- Born: July 23, 1867 Lautenbach, Alsace
- Died: August 24, 1946 (aged 79) Oklahoma
- Other name: Robert Francis Xavier Gerrer
- Education: Sacred Heart College
- Church: Roman Catholic Church
- Ordained: September 19, 1900 at Buckfast Abbey
- Offices held: Founder and Director, St. Gregory’s Museum and Art Gallery

= Gregory Gerrer =

American priest and artist

Rev. Gregory Gerrer, OSB (July 23, 1867 – August 24, 1946) was a Benedictine Priest at Sacred Heart Abbey (later, St. Gregory's Abbey), artist, art historian and museum founder.

==Art career==
From 1900 to 1904, Gerrer studied art in Rome. Shortly after the election of Pope Pius X, Gerrer participated in a competition of artists to paint the official portrait of the new pope. When Pius saw the finished portrait by Gerrer, he selected it to be his portrait. Pius said that he choose it because the artist painted him true to life and did not minimize his facial warts.

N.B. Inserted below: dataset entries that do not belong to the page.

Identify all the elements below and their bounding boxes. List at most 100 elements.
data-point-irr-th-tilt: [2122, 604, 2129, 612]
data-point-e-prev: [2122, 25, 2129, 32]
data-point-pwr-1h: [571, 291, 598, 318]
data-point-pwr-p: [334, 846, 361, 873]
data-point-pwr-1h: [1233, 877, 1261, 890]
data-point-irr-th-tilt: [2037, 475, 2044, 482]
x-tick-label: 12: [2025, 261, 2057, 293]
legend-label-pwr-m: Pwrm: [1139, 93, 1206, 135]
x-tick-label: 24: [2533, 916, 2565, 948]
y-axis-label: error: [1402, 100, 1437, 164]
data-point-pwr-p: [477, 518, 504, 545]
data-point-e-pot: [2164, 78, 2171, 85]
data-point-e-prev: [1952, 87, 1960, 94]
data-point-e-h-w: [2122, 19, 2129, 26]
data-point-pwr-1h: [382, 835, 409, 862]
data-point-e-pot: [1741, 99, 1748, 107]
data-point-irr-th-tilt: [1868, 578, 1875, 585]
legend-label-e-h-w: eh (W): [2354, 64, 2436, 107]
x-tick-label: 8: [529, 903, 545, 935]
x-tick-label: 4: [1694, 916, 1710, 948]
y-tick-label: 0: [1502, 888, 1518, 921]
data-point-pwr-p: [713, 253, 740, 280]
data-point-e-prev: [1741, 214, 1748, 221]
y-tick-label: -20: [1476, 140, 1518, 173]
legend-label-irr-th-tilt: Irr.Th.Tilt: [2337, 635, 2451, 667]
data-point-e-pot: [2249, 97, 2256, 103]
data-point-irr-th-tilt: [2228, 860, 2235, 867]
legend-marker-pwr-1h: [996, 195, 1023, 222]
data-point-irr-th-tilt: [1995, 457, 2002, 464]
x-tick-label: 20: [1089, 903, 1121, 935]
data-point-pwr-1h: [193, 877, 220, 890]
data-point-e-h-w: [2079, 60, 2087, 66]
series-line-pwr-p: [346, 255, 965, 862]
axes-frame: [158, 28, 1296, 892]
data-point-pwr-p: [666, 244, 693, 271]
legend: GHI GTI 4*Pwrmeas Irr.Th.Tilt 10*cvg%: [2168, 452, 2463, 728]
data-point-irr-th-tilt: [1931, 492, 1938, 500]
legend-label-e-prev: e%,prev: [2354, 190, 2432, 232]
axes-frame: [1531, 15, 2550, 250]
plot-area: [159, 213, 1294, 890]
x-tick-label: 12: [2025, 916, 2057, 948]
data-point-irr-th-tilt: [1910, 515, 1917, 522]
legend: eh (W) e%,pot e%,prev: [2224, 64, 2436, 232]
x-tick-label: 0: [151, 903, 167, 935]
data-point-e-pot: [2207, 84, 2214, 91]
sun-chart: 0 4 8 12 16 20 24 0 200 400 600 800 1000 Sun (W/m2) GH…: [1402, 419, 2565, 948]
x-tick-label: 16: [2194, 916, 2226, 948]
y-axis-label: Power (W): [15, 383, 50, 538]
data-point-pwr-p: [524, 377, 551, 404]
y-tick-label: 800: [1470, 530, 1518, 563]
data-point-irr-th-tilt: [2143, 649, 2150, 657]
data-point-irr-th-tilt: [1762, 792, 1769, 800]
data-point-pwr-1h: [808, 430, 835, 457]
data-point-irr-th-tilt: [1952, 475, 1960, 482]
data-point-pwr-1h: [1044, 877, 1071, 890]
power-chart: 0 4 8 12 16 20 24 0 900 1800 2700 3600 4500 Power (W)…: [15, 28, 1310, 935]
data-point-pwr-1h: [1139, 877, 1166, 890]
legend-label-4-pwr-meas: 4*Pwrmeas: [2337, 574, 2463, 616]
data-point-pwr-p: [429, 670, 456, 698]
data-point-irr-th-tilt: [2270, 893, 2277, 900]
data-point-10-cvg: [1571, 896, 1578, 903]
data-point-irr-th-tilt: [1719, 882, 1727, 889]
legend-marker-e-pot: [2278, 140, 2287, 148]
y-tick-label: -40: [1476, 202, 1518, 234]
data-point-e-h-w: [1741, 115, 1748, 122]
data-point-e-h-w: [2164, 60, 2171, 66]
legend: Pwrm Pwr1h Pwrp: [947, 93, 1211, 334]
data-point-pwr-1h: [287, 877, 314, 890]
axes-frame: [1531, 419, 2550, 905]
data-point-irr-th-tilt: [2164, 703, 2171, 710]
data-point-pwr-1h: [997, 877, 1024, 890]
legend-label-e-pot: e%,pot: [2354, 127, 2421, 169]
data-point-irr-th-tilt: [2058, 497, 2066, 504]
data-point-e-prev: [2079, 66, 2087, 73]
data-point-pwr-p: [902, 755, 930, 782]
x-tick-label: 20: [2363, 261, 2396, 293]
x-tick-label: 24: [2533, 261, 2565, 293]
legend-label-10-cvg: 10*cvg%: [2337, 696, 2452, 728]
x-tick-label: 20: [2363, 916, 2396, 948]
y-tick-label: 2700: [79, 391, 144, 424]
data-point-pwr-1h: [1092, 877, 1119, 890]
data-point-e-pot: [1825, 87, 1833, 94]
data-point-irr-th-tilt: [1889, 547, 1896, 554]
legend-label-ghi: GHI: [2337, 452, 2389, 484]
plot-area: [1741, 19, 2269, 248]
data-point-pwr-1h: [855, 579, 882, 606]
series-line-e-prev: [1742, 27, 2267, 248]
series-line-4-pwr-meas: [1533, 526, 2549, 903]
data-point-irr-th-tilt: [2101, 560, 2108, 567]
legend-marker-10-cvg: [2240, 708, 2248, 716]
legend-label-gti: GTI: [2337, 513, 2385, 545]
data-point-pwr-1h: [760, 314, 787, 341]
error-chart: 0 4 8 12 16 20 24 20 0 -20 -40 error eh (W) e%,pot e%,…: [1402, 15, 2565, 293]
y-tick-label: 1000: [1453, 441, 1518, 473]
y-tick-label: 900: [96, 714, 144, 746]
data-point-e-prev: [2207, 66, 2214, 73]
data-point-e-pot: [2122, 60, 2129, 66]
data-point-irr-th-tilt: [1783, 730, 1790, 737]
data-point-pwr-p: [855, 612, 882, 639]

Gerrer also painted portraits of two World War I Choctaw code talkers: Otis Leader and Joseph Oklahombi.

The largest collection of his paintings is at the Mabee-Gerrer Museum of Art in Shawnee, Oklahoma. Gerrer founded the museum in 1919 and it was later renamed in his honor. His work is also in the Vatican art collection, Rome, Snite Museum of Art in South Bend, Indiana, and Fred Jones Jr. Museum of Art in Norman, Oklahoma.

Gerrer was a co-founder and first president of the Association of Oklahoma Artists.

== Notable portraits ==
- Pope Pius X
- Joseph Oklahombi
- Otis Leader
- John Benjamin Murphy

==Honors==

Gerrer was inducted into the Oklahoma Hall of Fame in 1931.

The University of Notre Dame conferred an honorary Doctor of Laws degree to Gerrer.